Through SKUChain’s Popcodes (Proof of Provenance codes) Tech and Brackets platform for smart contract governance and execution throughout the purchase cycle, organisations can place their entire supply chain ecosystem onto a permissioned blockchain network. Staying lean until it's ready to scale, initial commercial deployments are happening – SKUChain is working with a range of Fortune 500 companies with large supply chains so expects strong growth once its tech is proven.
Swift provides financial messaging services incorporating security measures, making it a key influencer in the world of blockchain. It has garnered interest from the likes of Lloyds Bank and JPMorgan to test a proof of concept (PoC) of a Swift blockchain application. This initiative is targeting another area ripe for disruption, the management of international nostro accounts (a bank account held by a UK bank with a foreign bank, usually in the currency of that country) in real time. There are 27 organisations involved in the testing process including Standard Chartered and Deutsche Bank. The stature of the participants is a strong indicator of the weight this new application may carry. “The distribution ledger technology PoC supports Swift’s goal of making cross-border payments more efficient – a mission we have championed through Swift gpi, which offers customers fast, transparent and traceable cross-border payments,” says Wim Raymaekers, Head of Banking Market at Swift.
Specific challenges to industry-wide adoption include the need to develop unique value propositions in response to the different levels of sophistication, automation and past investments of banks.
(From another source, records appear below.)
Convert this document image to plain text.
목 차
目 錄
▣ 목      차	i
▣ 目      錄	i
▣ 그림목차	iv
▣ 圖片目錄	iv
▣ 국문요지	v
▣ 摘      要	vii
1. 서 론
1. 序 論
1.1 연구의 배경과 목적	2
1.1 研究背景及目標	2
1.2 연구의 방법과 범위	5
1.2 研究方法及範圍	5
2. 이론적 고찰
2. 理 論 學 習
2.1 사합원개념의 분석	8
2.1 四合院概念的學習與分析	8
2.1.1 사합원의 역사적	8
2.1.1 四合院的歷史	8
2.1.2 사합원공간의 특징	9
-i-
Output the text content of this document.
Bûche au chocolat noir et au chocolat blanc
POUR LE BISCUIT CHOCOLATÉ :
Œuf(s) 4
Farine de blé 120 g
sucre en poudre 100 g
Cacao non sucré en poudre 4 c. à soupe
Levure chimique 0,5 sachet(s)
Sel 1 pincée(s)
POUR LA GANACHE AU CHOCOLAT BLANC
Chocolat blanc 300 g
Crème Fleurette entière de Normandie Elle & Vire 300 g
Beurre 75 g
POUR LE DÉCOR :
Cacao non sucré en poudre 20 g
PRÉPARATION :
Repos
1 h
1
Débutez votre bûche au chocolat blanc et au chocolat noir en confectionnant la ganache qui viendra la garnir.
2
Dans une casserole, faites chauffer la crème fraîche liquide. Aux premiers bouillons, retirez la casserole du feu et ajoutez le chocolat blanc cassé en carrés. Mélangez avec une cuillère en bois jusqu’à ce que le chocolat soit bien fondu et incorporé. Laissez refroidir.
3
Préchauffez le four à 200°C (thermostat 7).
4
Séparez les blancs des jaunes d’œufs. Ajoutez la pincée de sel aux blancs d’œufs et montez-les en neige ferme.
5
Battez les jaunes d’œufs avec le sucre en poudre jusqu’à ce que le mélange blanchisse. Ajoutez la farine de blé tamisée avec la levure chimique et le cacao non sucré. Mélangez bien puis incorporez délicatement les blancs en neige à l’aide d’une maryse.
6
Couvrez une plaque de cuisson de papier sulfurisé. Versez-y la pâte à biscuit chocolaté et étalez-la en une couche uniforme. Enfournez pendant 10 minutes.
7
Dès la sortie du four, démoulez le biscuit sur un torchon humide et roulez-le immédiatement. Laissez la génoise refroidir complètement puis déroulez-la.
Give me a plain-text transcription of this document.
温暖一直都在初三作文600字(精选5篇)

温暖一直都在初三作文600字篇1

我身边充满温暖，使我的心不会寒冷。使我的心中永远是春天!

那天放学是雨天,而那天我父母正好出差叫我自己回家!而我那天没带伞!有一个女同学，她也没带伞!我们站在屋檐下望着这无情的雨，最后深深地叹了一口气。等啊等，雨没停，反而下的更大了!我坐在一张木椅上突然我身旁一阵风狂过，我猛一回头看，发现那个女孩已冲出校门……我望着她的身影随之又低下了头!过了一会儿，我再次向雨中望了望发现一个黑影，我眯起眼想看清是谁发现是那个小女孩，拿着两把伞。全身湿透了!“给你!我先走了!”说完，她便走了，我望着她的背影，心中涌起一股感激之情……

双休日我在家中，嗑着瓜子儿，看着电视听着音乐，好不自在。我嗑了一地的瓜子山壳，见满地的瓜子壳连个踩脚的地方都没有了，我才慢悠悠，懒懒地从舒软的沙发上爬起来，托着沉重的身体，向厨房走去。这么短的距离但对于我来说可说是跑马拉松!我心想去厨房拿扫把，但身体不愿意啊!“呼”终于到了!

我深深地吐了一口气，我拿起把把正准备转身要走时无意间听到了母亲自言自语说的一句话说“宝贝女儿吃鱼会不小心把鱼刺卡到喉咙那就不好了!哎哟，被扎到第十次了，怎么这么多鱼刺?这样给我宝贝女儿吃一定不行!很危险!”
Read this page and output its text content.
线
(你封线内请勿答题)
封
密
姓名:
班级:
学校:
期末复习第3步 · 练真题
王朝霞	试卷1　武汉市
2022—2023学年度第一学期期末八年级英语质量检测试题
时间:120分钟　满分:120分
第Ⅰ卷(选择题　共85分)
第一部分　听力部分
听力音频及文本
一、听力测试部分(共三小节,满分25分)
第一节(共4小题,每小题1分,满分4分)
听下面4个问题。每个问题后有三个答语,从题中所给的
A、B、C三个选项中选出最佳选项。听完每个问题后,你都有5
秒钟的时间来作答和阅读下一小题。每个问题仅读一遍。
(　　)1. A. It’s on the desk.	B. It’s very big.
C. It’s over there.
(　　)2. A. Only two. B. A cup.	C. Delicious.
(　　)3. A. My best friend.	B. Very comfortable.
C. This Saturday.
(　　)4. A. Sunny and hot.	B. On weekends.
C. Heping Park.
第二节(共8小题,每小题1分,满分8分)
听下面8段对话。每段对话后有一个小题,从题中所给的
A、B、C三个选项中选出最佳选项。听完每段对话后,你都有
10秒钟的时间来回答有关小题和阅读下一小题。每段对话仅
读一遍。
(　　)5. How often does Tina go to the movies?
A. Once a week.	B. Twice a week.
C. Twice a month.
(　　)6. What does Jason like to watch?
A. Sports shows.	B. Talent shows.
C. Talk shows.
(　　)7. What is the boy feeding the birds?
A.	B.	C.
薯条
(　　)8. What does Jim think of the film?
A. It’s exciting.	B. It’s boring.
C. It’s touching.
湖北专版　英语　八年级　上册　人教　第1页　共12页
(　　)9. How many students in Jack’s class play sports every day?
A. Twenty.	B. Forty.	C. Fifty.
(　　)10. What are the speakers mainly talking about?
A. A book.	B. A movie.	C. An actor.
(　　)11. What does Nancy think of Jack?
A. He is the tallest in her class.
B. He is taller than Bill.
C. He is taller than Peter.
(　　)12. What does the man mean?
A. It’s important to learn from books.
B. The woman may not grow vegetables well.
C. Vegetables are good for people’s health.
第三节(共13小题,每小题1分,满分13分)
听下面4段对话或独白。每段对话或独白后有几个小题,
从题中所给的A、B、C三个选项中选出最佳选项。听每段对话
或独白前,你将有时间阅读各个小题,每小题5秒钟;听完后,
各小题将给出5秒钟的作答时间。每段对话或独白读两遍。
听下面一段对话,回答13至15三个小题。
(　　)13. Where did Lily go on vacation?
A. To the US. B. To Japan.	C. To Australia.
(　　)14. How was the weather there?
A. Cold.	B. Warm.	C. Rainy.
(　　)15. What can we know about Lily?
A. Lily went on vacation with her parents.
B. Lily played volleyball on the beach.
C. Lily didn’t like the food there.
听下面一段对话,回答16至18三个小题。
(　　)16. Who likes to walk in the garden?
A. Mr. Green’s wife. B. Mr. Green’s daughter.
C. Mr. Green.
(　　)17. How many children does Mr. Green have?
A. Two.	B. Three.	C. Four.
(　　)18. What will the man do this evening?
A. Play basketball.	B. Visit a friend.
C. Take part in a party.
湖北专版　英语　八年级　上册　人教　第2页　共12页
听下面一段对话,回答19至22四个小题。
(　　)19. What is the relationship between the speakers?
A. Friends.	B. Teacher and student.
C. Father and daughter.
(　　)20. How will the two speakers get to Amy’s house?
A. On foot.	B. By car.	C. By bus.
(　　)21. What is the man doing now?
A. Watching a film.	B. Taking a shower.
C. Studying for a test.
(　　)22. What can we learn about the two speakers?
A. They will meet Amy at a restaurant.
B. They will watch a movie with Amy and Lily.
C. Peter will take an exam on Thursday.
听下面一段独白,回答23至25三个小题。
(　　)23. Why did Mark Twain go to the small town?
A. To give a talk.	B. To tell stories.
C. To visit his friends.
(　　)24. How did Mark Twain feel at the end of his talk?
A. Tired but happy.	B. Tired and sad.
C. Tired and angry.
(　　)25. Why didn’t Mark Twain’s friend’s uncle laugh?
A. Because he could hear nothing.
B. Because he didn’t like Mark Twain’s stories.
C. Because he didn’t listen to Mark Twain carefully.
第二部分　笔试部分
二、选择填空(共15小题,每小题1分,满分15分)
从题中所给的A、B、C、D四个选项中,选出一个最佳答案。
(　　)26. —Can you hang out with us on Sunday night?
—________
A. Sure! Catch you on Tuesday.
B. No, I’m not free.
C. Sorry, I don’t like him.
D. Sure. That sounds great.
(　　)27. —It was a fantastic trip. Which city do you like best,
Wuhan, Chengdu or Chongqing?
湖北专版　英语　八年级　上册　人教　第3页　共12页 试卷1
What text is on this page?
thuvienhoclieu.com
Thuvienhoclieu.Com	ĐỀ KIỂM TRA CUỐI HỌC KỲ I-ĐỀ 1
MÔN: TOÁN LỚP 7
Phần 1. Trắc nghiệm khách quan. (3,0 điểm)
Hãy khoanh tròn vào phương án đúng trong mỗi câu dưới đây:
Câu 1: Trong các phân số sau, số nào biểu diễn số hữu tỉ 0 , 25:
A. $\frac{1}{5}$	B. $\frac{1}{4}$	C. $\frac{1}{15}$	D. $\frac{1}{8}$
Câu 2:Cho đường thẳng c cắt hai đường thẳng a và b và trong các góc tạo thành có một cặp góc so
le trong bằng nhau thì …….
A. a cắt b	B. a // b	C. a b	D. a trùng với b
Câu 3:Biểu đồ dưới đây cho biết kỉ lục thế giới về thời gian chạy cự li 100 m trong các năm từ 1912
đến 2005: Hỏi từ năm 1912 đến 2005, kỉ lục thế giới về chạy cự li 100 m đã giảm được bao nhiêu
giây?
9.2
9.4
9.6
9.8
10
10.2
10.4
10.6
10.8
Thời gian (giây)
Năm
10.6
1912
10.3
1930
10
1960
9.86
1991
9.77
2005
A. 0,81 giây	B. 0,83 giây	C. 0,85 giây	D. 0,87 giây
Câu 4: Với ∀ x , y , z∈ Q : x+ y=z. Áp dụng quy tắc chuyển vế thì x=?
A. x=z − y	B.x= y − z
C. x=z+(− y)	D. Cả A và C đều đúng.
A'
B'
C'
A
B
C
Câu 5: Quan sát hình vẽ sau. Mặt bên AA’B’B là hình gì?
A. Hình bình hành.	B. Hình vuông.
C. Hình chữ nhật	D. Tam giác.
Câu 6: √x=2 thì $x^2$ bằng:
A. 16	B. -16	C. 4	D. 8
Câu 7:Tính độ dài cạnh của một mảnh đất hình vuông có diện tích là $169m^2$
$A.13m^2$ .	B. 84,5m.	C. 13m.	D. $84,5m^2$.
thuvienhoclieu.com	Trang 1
Swift believes it is crucial that integration with legacy back office applications and co-existence with current processes is taken into account. “Preliminary results from the distributed ledger technology PoC are positive for this use case,” reveals Damien Vanderveken, Head of R&D at Swift. “Significant progress has been made, but it is still early days for the latest generation of blockchain technology, and it will take time before it is mature and scalable enough for mission critical applications.”